Vu la procédure suivante :
Procédure contentieuse antérieure :
M. I... D..., agissant en son nom et au nom de l'enfant Djenny B... D... Nzita, a demandé au tribunal administratif de Nantes, tout d'abord, d'annuler la décision par laquelle la commission de recours contre les décisions de refus de visa d'entrée en France a implicitement rejeté le recours, réceptionné le 17 octobre 2022, contre la décision de l'autorité diplomatique française en République démocratique du Congo refusant de délivrer à l'enfant Djenny B... D... Nzita un visa de long séjour au titre de la procédure de réunification familiale, ensuite, d'enjoindre au ministre de l'intérieur de délivrer le visa sollicité dans un délai de quinze jours à compter de la notification de la décision à venir, sous astreinte de 150 euros par jour de retard, enfin, de mettre à la charge de l'Etat le versement d'une somme de 1 800 euros à lui verser en application des dispositions de l'article L. 761-1 du code de justice administrative.
Par un jugement n° 2300780 du 1er décembre 2023, le tribunal administratif de Nantes a rejeté la demande.

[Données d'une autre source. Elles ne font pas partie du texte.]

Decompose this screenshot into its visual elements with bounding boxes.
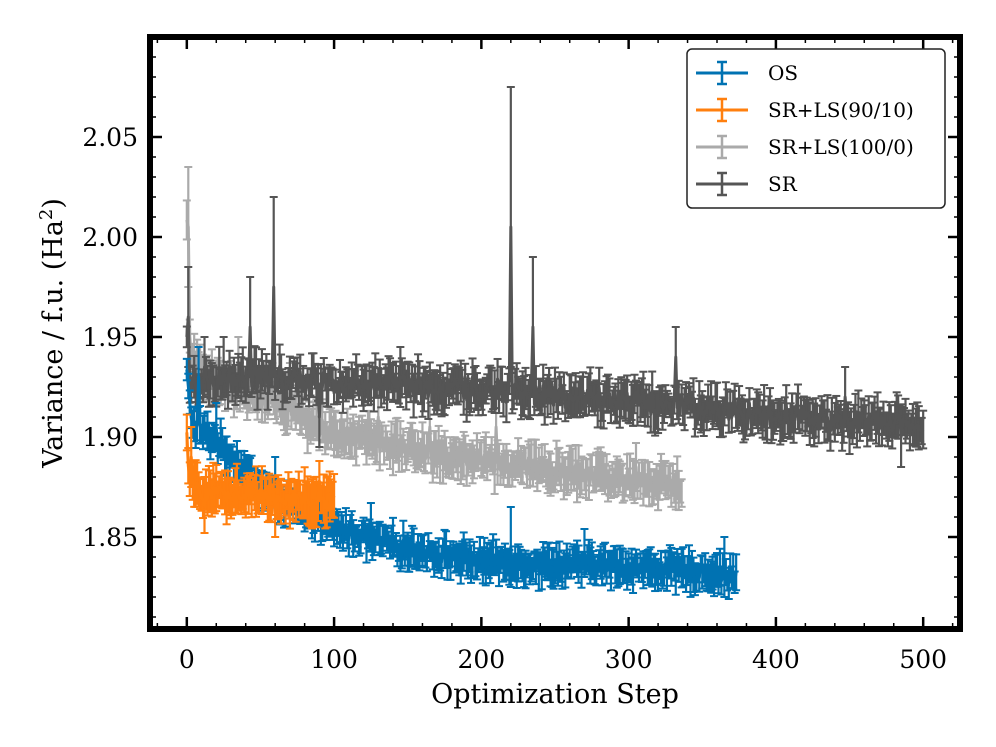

Procédure devant la cour :
Par une requête, enregistrée le 1er février 2024, M. I... D..., agissant tant en son nom qu'en qualité de représentant légal de l'enfant Djenny B... D... Nzita, représenté par Me Chauvière, demande à la cour :
1°) d'annuler ce jugement du 1er décembre 2023 du tribunal administratif de Nantes ;
2°) d'annuler la décision par laquelle la commission de recours contre les décisions de refus de visa d'entrée en France a implicitement rejeté le recours, réceptionné le 17 octobre 2022, contre la décision de l'autorité diplomatique française en République démocratique du Congo refusant de délivrer à l'enfant Djenny B... D... Nzita un visa de long séjour au titre de la procédure de réunification familiale ;
3°) d'annuler la décision du 12 janvier 2023 de l'autorité diplomatique française en République démocratique du Congo ;
4°) d'enjoindre au ministre de l'intérieur de lui délivrer le visa sollicité dans un délai de sept jours à compter de la notification de l'arrêt à intervenir sous astreinte de 150 euros par jour de retard ;
5°) de mettre à la charge de l'Etat le versement d'une somme de 1800 euros en application des dispositions de l'article L. 761-1 du code de justice administrative.
Il soutient que :
- la décision est dépourvue de motivation ;
- la décision est entachée d'erreur d'appréciation au regard de l'article L. 752-1 du code de l'entrée et du séjour des étrangers et du droit d'asile dès lors que les actes d'état civil versés au dossier sont authentiques et permettent d'établir la filiation de l'enfant laquelle ressort également d'éléments de possession d'état ; les actes versés ont été établis en les formes usitées dans le pays et ne peuvent en aucun cas faire l'objet de contestation et ne font d'ailleurs l'objet d'aucune critique, à l'exception de deux phrases lapidaires : " les documents produits ne sont pas probants et vos déclarations conduisent à conclure à une tentative frauduleuse pour obtenir un visa au titre de la réunification familiale ".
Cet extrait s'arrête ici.